As for now just being 10 runs shy of a hundred at Lord’s, wicketkeeper Blundell added: “I’ll sleep well tonight. Those milestones will take care of themselves.”
Mitchell’s alliance with Blundell highlighted how a good pitch was blameless for the fact that 17 wickets had fallen on Thursday.
Given England’s struggle to make 141 in reply to New Zealand’s first-innings 132, the visitors may already have enough runs to play with, even though there are still three days left in this opening contest of a three-Test series.
But England assistant coach Paul Collingwood insisted all was far from lost for the hosts in their first Test under the new red-ball leadership duo of captain Ben Stokes and head coach Brendon McCullum, the former New Zealand captain.

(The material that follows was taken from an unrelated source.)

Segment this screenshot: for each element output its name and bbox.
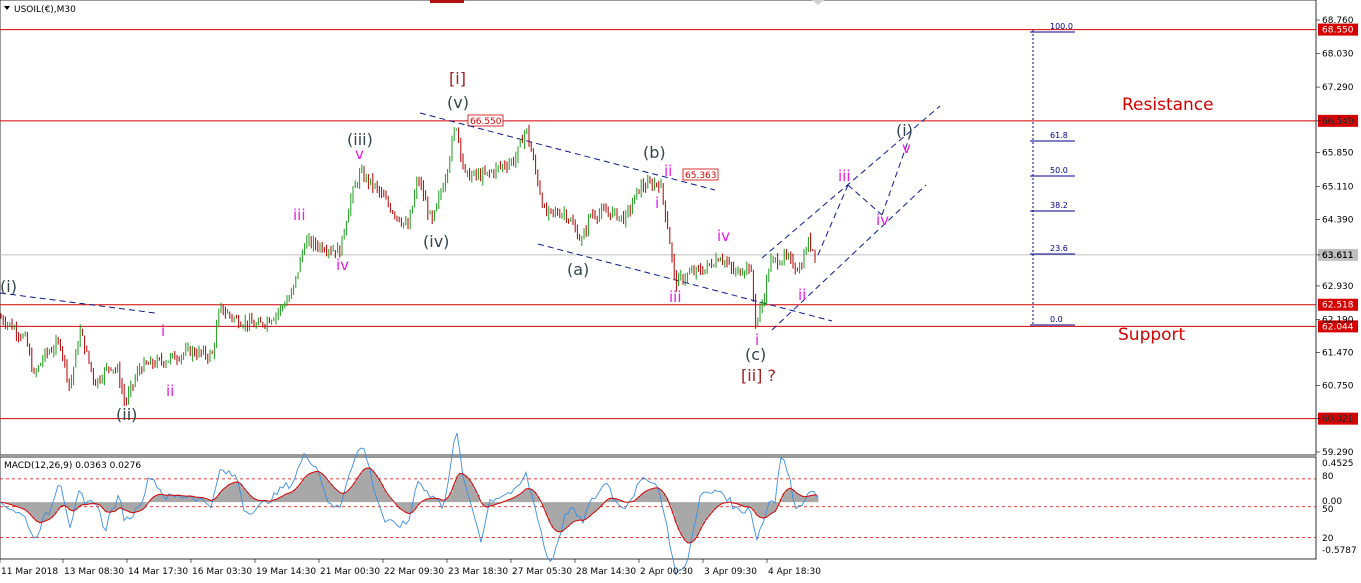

“We have a new ball in the morning and some exceptional new-ball bowlers in the dressing room who can do some special stuff,” said Collingwood. “So hopefully we can take some early wickets tomorrow (Saturday) and it is game on.”
The former England all-rounder added: “But credit to New Zealand this (Friday) afternoon because they have played really well.”
Earlier, Potts – who enjoyed a superb first-innings return of four for 13 – struck again with a pre-lunch burst Friday of two for 11 in four overs.
For the second time in the match, the 23-year-old Durham quick dismissed New Zealand captain Kane Williamson.
Potts, who had needed just five balls on Thursday to claim the scalp of the star batsman as his first Test wicket, produced a fine lifting delivery that Williamson, on 15, edged to third slip Jonny Bairstow.
After lunch, Devon Conway – who last year marked his Test debut with a brilliant double century at Lord’s – fell cheaply for the second time in this match when a mistimed pull off Stuart Broad was caught down the legside by wicketkeeper Ben Foakes.
But Mitchell, the son of former All Blacks rugby coach John Mitchell, hit two fours off successive balls from pace-bowling all-rounder Stokes.
Blundell square-drove Potts for four, his seventh boundary, after tea to complete a 101-ball fifty and, minutes later, Mitchell followed him to the landmark in 97 balls including five boundaries.
Their efforts ensured the work of new-ball duo Tim Southee (four for 55) and left-armer Trent Boult (three for 21) in getting New Zealand back to almost level terms wasn’t wasted.
Debutant leg-spinner Matt Parkinson, England’s inaugural concussion substitute after replacing the injured Jack Leach, made little impression while England’s attack tiring seamers missed the extra pace that would have been provided by any one of injured express fast bowlers Jofra Archer, Mark Wood and Olly Stone.